CVE-2026-32887

Name of the Vulnerable Software and Affected Versions Effect versions prior to 3.20.0 @effect/rpc versions prior to 0.72.1 @effect/platform versions prior to 0.94.2

Description Effect is a TypeScript framework used for building TypeScript applications. A flaw exists in versions prior to 3.20.0, specifically when utilizing RpcServer.toWebHandler or HttpApp.toWebHandlerRuntime within a Next.js App Router route handler. This issue allows Node.js AsyncLocalStorage-dependent APIs, when called from within an Effect fiber, to potentially read the context of another concurrent request or no context at all. In a production environment, this can lead to authentication failures, where the @clerk/nextjs/server auth() function returns a different user's session. The root cause is that Effect's MixedScheduler batches fiber continuations and drains them within a single microtask or timer callback, inheriting the AsyncLocalStorage context from the first request that triggered the drain cycle, rather than the owning request of the fiber.
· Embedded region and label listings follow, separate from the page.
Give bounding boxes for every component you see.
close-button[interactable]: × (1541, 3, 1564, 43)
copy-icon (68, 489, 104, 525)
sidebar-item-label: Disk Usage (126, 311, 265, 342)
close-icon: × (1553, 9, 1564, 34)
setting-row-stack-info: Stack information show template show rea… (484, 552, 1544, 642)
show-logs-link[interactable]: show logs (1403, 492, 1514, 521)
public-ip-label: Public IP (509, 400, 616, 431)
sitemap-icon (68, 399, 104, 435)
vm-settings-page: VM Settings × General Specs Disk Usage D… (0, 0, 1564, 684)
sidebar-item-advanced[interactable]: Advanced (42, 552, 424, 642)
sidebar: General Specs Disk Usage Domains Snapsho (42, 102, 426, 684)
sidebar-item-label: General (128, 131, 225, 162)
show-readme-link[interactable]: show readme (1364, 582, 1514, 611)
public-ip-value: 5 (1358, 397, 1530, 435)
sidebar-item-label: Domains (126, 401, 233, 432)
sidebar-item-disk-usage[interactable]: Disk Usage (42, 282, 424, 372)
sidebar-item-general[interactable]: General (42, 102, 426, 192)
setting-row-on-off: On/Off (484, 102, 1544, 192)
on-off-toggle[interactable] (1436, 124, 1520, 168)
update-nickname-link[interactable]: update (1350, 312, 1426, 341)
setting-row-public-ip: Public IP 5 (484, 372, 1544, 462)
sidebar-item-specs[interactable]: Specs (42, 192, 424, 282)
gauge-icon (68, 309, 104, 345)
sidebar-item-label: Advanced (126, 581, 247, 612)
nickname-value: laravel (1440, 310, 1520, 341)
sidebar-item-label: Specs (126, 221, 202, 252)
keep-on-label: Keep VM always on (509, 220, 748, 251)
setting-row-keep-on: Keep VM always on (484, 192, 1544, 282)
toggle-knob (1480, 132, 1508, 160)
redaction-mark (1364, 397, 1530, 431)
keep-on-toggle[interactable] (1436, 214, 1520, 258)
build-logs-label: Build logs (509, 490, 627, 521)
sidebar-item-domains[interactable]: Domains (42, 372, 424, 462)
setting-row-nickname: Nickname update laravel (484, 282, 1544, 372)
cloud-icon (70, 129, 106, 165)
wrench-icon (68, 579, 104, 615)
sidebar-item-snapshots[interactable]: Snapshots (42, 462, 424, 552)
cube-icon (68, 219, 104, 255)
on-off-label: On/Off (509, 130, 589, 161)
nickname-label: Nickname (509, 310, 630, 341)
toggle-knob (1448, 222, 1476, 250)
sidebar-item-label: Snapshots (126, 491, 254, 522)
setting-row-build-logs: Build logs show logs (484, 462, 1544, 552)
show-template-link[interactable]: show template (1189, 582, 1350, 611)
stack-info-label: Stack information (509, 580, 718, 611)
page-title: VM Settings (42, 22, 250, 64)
This can result in incorrect context being used for operations relying on AsyncLocalStorage, such as authentication and session management. The issue manifests under concurrent load and is difficult to diagnose in local development environments. A workaround involves capturing AsyncLocalStorage-dependent values before entering the Effect runtime and passing them through Effect's context system.

Recommendations Update to Effect version 3.20.0 or later. Update to @effect/rpc version 0.72.1 or later. Update to @effect/platform version 0.94.2 or later.